Allogeneic mesenchymal stem cell (MSC)-induced antibodies mediate significant albeit reduced complement activation. LEW rats were injected with 1 × 10⁶ syngeneic or allogeneic MSCs or allogeneic T cells. Serum was harvested 2–3 weeks after injection. Splenocytes of allogeneic DA rats were incubated with serum (diluted 1:10) and treated with baby rabbit complement (diluted 1:10). Splenocytes were stained with PI to detect complement-mediated lysis. The grey bars show the means and 95% confidence intervals of serums from six animals per group tested and the black dots show means of triplicates from serum of individual animals. *P < 0.05, **P < 0.01 compared to LEW MSC and naïve; ^##P < 0.01 compared to DATc (non-parametric Mann–Whitney test).

Fig 6

Reduced survival of allogeneic mesenchymal stem cells (MSCs) in vivo.
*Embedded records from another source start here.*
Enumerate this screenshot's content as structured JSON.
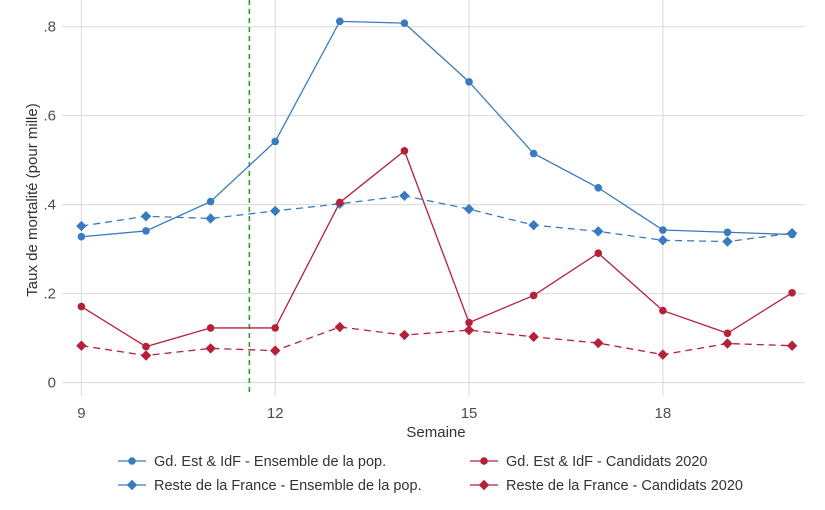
{
  "chart_data": {
    "type": "line",
    "title": "",
    "xlabel": "Semaine",
    "ylabel": "Taux de mortalité (pour mille)",
    "xlim": [
      8.7,
      20.2
    ],
    "ylim": [
      -0.03,
      0.86
    ],
    "x_ticks": [
      9,
      12,
      15,
      18
    ],
    "x_tick_labels": [
      "9",
      "12",
      "15",
      "18"
    ],
    "y_ticks": [
      0,
      0.2,
      0.4,
      0.6,
      0.8
    ],
    "y_tick_labels": [
      "0",
      ".2",
      ".4",
      ".6",
      ".8"
    ],
    "grid": true,
    "legend_position": "bottom",
    "reference_line": {
      "x": 11.6,
      "style": "dashed",
      "color": "#2ca02c"
    },
    "x": [
      9,
      10,
      11,
      12,
      13,
      14,
      15,
      16,
      17,
      18,
      19,
      20
    ],
    "series": [
      {
        "name": "Gd. Est & IdF - Ensemble de la pop.",
        "color": "#3a7bbf",
        "marker": "circle",
        "dash": "solid",
        "values": [
          0.328,
          0.341,
          0.407,
          0.542,
          0.812,
          0.808,
          0.676,
          0.515,
          0.438,
          0.343,
          0.338,
          0.333
        ]
      },
      {
        "name": "Reste de la France - Ensemble de la pop.",
        "color": "#3a7bbf",
        "marker": "diamond",
        "dash": "dashed",
        "values": [
          0.352,
          0.374,
          0.369,
          0.386,
          0.402,
          0.42,
          0.39,
          0.354,
          0.34,
          0.32,
          0.317,
          0.336
        ]
      },
      {
        "name": "Gd. Est & IdF - Candidats 2020",
        "color": "#b5213a",
        "marker": "circle",
        "dash": "solid",
        "values": [
          0.171,
          0.081,
          0.123,
          0.123,
          0.405,
          0.521,
          0.135,
          0.196,
          0.291,
          0.162,
          0.111,
          0.202
        ]
      },
      {
        "name": "Reste de la France - Candidats 2020",
        "color": "#b5213a",
        "marker": "diamond",
        "dash": "dashed",
        "values": [
          0.083,
          0.061,
          0.077,
          0.072,
          0.125,
          0.107,
          0.118,
          0.103,
          0.089,
          0.063,
          0.088,
          0.083
        ]
      }
    ]
  }
}
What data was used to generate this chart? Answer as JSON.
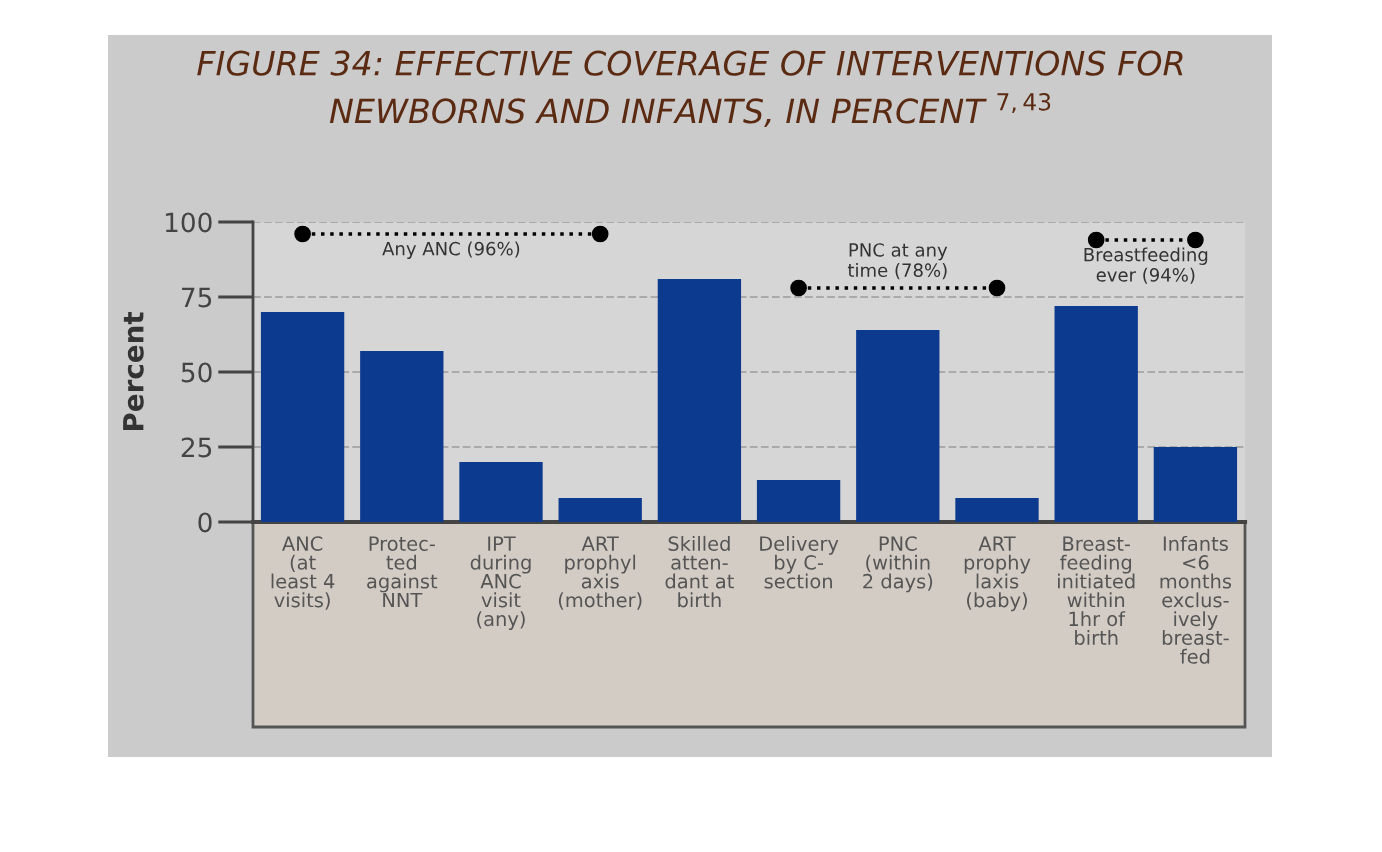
{
  "chart_data": {
    "type": "bar",
    "title": "FIGURE 34: EFFECTIVE COVERAGE OF INTERVENTIONS FOR\nNEWBORNS AND INFANTS, IN PERCENT $^{7,43}$",
    "ylabel": "Percent",
    "categories": [
      "ANC\n(at\nleast 4\nvisits)",
      "Protec-\nted\nagainst\nNNT",
      "IPT\nduring\nANC\nvisit\n(any)",
      "ART\nprophyl\naxis\n(mother)",
      "Skilled\natten-\ndant at\nbirth",
      "Delivery\nby C-\nsection",
      "PNC\n(within\n2 days)",
      "ART\nprophy\nlaxis\n(baby)",
      "Breast-\nfeeding\ninitiated\nwithin\n1hr of\nbirth",
      "Infants\n<6\nmonths\nexclus-\nively\nbreast-\nfed"
    ],
    "series": [
      {
        "color": "#0b3a8e",
        "values": [
          70,
          57,
          20,
          8,
          81,
          14,
          64,
          8,
          72,
          25
        ]
      },
      {
        "type": "line",
        "name": "Any ANC (96%)",
        "color": "#000000",
        "values": [
          96,
          96,
          96,
          96,
          null,
          null,
          null,
          null,
          null,
          null
        ]
      },
      {
        "type": "line",
        "name": "PNC at any\ntime (78%)",
        "color": "#000000",
        "values": [
          null,
          null,
          null,
          null,
          null,
          78,
          78,
          78,
          null,
          null
        ]
      },
      {
        "type": "line",
        "name": "Breastfeeding\never (94%)",
        "color": "#000000",
        "values": [
          null,
          null,
          null,
          null,
          null,
          null,
          null,
          null,
          94,
          94
        ]
      }
    ],
    "ylim": [
      0,
      100
    ],
    "yticks": [
      0,
      25,
      50,
      75,
      100
    ],
    "grid": "y",
    "legend": false,
    "line_style": "dotted",
    "marker": "circle"
  }
}
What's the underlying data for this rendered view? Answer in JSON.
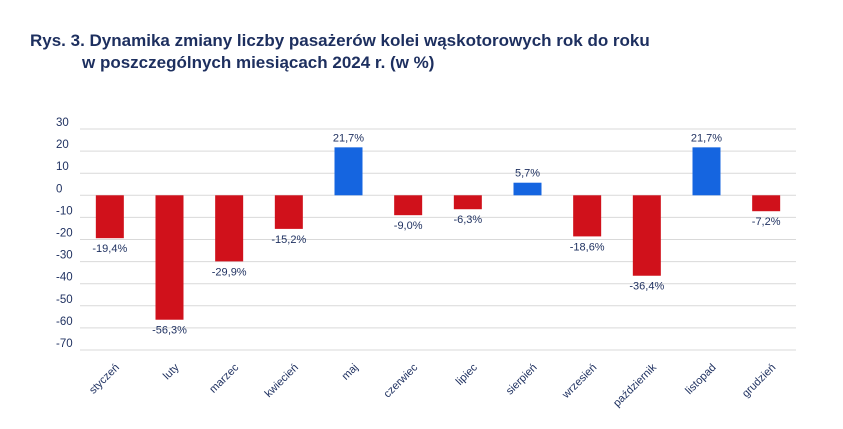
{
  "chart_data": {
    "type": "bar",
    "title_line1": "Rys. 3. Dynamika zmiany liczby pasażerów kolei wąskotorowych rok do roku",
    "title_line2": "w poszczególnych miesiącach 2024 r. (w %)",
    "xlabel": "",
    "ylabel": "",
    "ylim": [
      -70,
      30
    ],
    "yticks": [
      30,
      20,
      10,
      0,
      -10,
      -20,
      -30,
      -40,
      -50,
      -60,
      -70
    ],
    "grid": true,
    "legend": "none",
    "categories": [
      "styczeń",
      "luty",
      "marzec",
      "kwiecień",
      "maj",
      "czerwiec",
      "lipiec",
      "sierpień",
      "wrzesień",
      "październik",
      "listopad",
      "grudzień"
    ],
    "values": [
      -19.4,
      -56.3,
      -29.9,
      -15.2,
      21.7,
      -9.0,
      -6.3,
      5.7,
      -18.6,
      -36.4,
      21.7,
      -7.2
    ],
    "labels": [
      "-19,4%",
      "-56,3%",
      "-29,9%",
      "-15,2%",
      "21,7%",
      "-9,0%",
      "-6,3%",
      "5,7%",
      "-18,6%",
      "-36,4%",
      "21,7%",
      "-7,2%"
    ],
    "colors": {
      "positive": "#1565e0",
      "negative": "#d0111b",
      "grid": "#d9d9d9",
      "text": "#1d2f5f"
    }
  }
}
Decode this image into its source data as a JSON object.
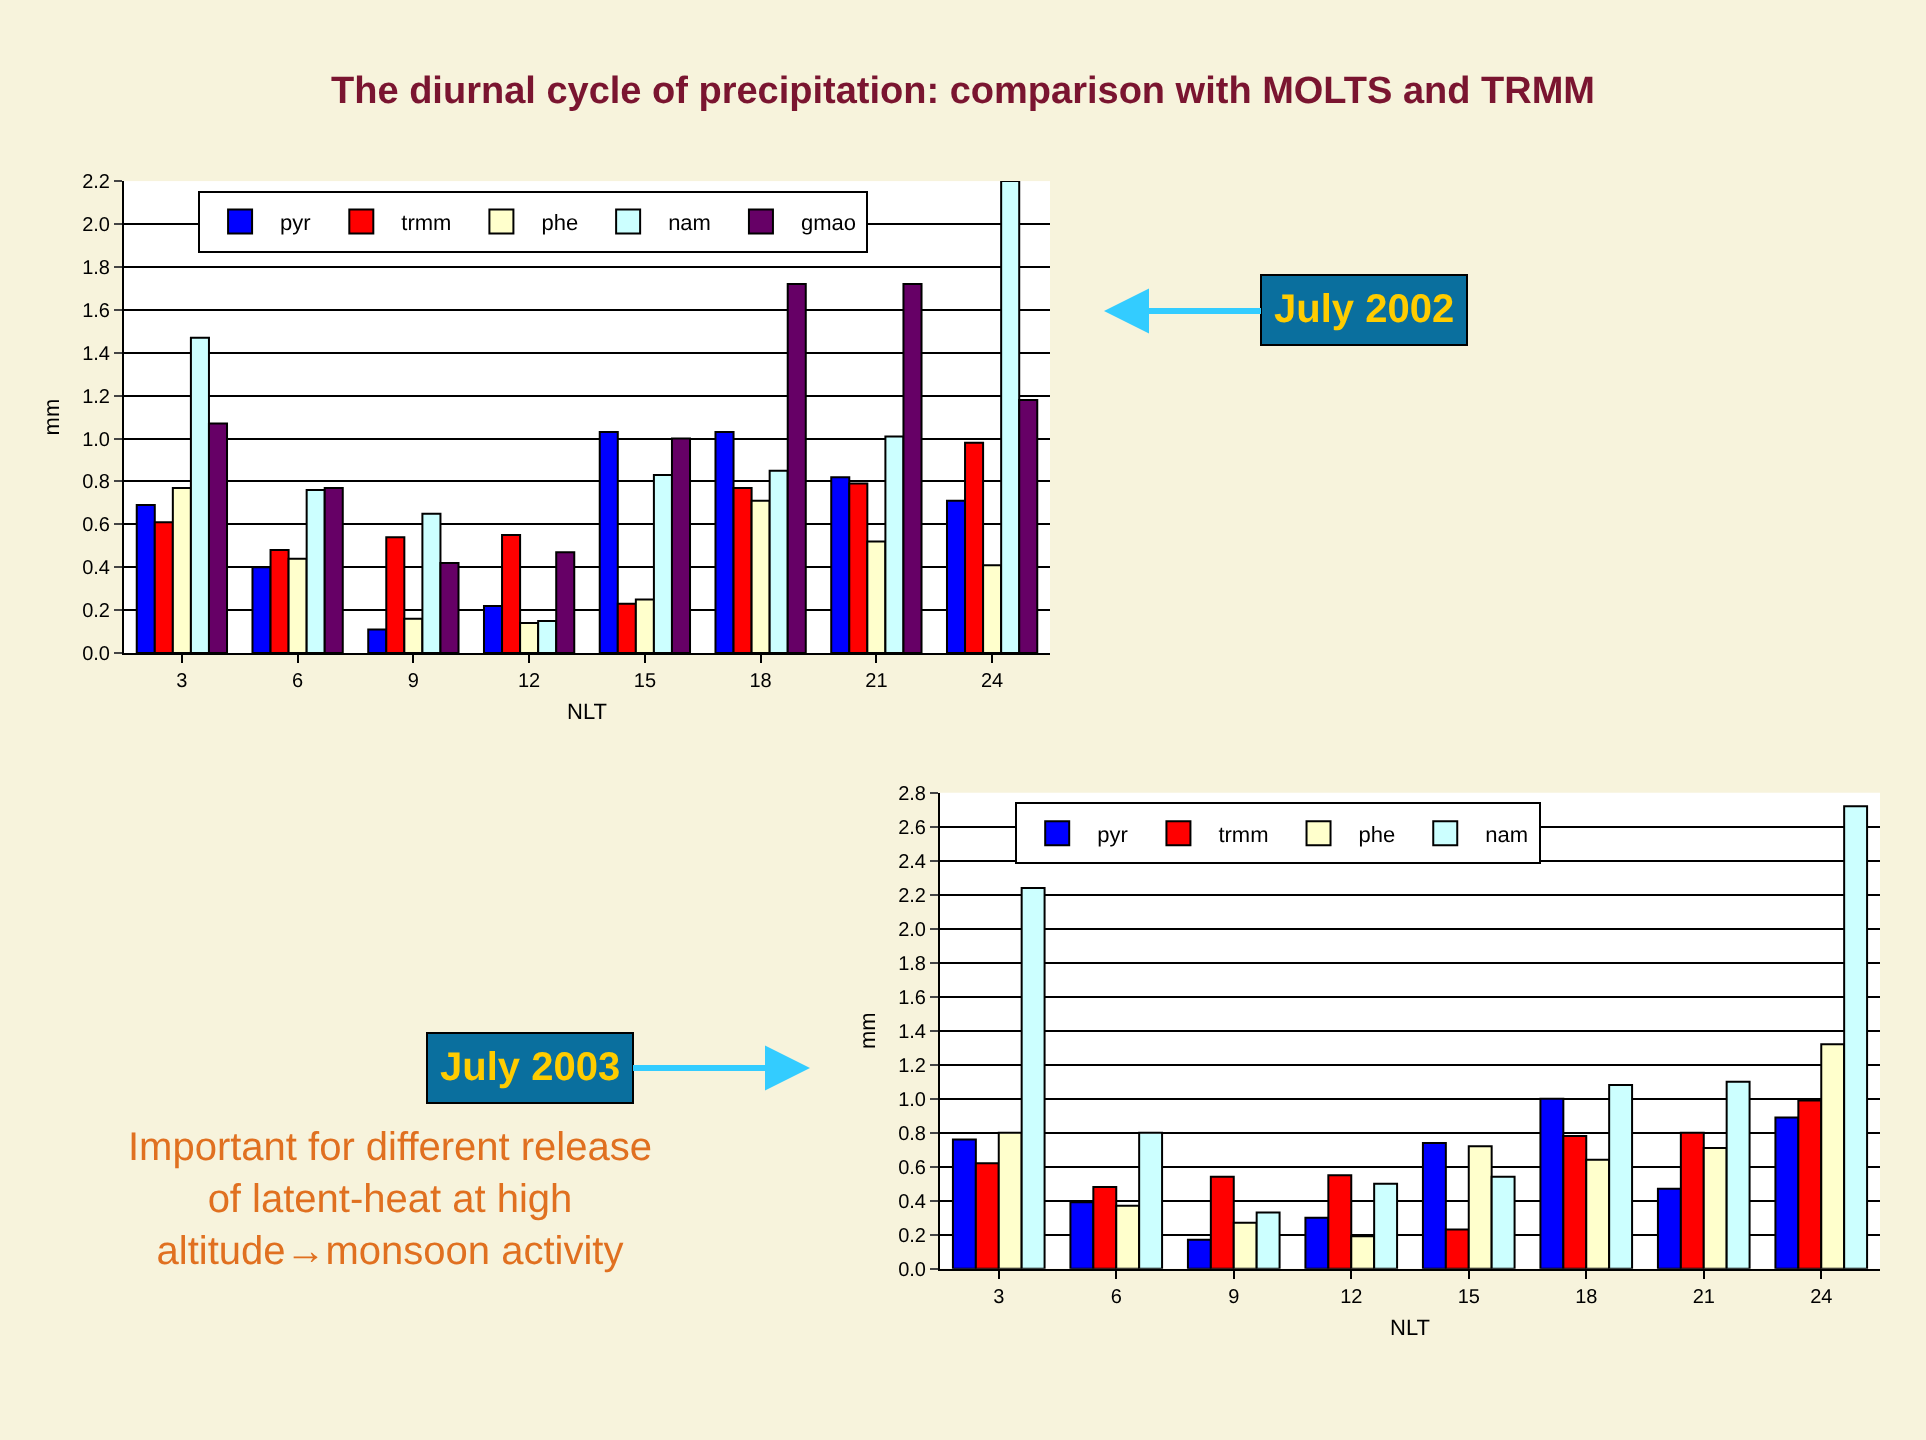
{
  "chart_data": [
    {
      "type": "bar",
      "title": "The diurnal cycle of precipitation: comparison with MOLTS and TRMM",
      "xlabel": "NLT",
      "ylabel": "mm",
      "categories": [
        "3",
        "6",
        "9",
        "12",
        "15",
        "18",
        "21",
        "24"
      ],
      "series": [
        {
          "name": "pyr",
          "color": "#0000ff",
          "values": [
            0.69,
            0.4,
            0.11,
            0.22,
            1.03,
            1.03,
            0.82,
            0.71
          ]
        },
        {
          "name": "trmm",
          "color": "#ff0000",
          "values": [
            0.61,
            0.48,
            0.54,
            0.55,
            0.23,
            0.77,
            0.79,
            0.98
          ]
        },
        {
          "name": "phe",
          "color": "#ffffcc",
          "values": [
            0.77,
            0.44,
            0.16,
            0.14,
            0.25,
            0.71,
            0.52,
            0.41
          ]
        },
        {
          "name": "nam",
          "color": "#ccffff",
          "values": [
            1.47,
            0.76,
            0.65,
            0.15,
            0.83,
            0.85,
            1.01,
            2.2
          ]
        },
        {
          "name": "gmao",
          "color": "#660066",
          "values": [
            1.07,
            0.77,
            0.42,
            0.47,
            1.0,
            1.72,
            1.72,
            1.18
          ]
        }
      ],
      "ylim": [
        0,
        2.2
      ],
      "yticks": [
        {
          "value": 0,
          "label": "0.0"
        },
        {
          "value": 0.2,
          "label": "0.2"
        },
        {
          "value": 0.4,
          "label": "0.4"
        },
        {
          "value": 0.6,
          "label": "0.6"
        },
        {
          "value": 0.8,
          "label": "0.8"
        },
        {
          "value": 1.0,
          "label": "1.0"
        },
        {
          "value": 1.2,
          "label": "1.2"
        },
        {
          "value": 1.4,
          "label": "1.4"
        },
        {
          "value": 1.6,
          "label": "1.6"
        },
        {
          "value": 1.8,
          "label": "1.8"
        },
        {
          "value": 2.0,
          "label": "2.0"
        },
        {
          "value": 2.2,
          "label": "2.2"
        }
      ],
      "grid": "y",
      "legend": "top left",
      "annotations": [
        "July 2002"
      ]
    },
    {
      "type": "bar",
      "xlabel": "NLT",
      "ylabel": "mm",
      "categories": [
        "3",
        "6",
        "9",
        "12",
        "15",
        "18",
        "21",
        "24"
      ],
      "series": [
        {
          "name": "pyr",
          "color": "#0000ff",
          "values": [
            0.76,
            0.39,
            0.17,
            0.3,
            0.74,
            1.0,
            0.47,
            0.89
          ]
        },
        {
          "name": "trmm",
          "color": "#ff0000",
          "values": [
            0.62,
            0.48,
            0.54,
            0.55,
            0.23,
            0.78,
            0.8,
            0.99
          ]
        },
        {
          "name": "phe",
          "color": "#ffffcc",
          "values": [
            0.8,
            0.37,
            0.27,
            0.19,
            0.72,
            0.64,
            0.71,
            1.32
          ]
        },
        {
          "name": "nam",
          "color": "#ccffff",
          "values": [
            2.24,
            0.8,
            0.33,
            0.5,
            0.54,
            1.08,
            1.1,
            2.72
          ]
        }
      ],
      "ylim": [
        0,
        2.8
      ],
      "yticks": [
        {
          "value": 0,
          "label": "0.0"
        },
        {
          "value": 0.2,
          "label": "0.2"
        },
        {
          "value": 0.4,
          "label": "0.4"
        },
        {
          "value": 0.6,
          "label": "0.6"
        },
        {
          "value": 0.8,
          "label": "0.8"
        },
        {
          "value": 1.0,
          "label": "1.0"
        },
        {
          "value": 1.2,
          "label": "1.2"
        },
        {
          "value": 1.4,
          "label": "1.4"
        },
        {
          "value": 1.6,
          "label": "1.6"
        },
        {
          "value": 1.8,
          "label": "1.8"
        },
        {
          "value": 2.0,
          "label": "2.0"
        },
        {
          "value": 2.2,
          "label": "2.2"
        },
        {
          "value": 2.4,
          "label": "2.4"
        },
        {
          "value": 2.6,
          "label": "2.6"
        },
        {
          "value": 2.8,
          "label": "2.8"
        }
      ],
      "grid": "y",
      "legend": "top left",
      "annotations": [
        "July 2003",
        "Important for different release\nof latent-heat at high\naltitude→monsoon activity"
      ]
    }
  ]
}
LEW rats were injected with 3.5 × 10⁶ syngeneic or allogeneic MSCs or allogeneic T cells (three animals per group). After 2 weeks, all groups received 2.5 × 10⁶ CFSE-stained LEW MSCs and Far Red-stained DA MSCs (ratio 1:1). Lungs were harvested 24 hr after injection. Mononuclear cells were enriched using a Ficoll gradient and stained with anti-rat CD90-PE. (A) Gating strategy: Not P1 → MSC gate → CD90⁺ (top row). Bottom row: Shown are representative dot plots of CD90⁺ cells recovered from lungs of non-injected controls, LEW MSC pre-treated and DA MSC pre-treated rats (left to right). The percentages given are percentage of events ± S.D. in the MSC gate that are CD90⁺ CFSE⁺ (LEW MSCs) or CD90⁺ Far Red⁺ double positive (DA MSCs), respectively. (B) Ratio of allogeneic MSCs (CD90⁺ Far Red⁺) to syngeneic MSCs (CD90⁺ CFSE⁺) in LEW rats pre-treated with DA MSCs or LEW MSCs. Rats pre-treated with DA T cells were used as positive controls. Each black diamond represents an individual animal (n = 3/group), the grey lines show the mean (*P < 0.05; non-parametric Mann–Whitney test).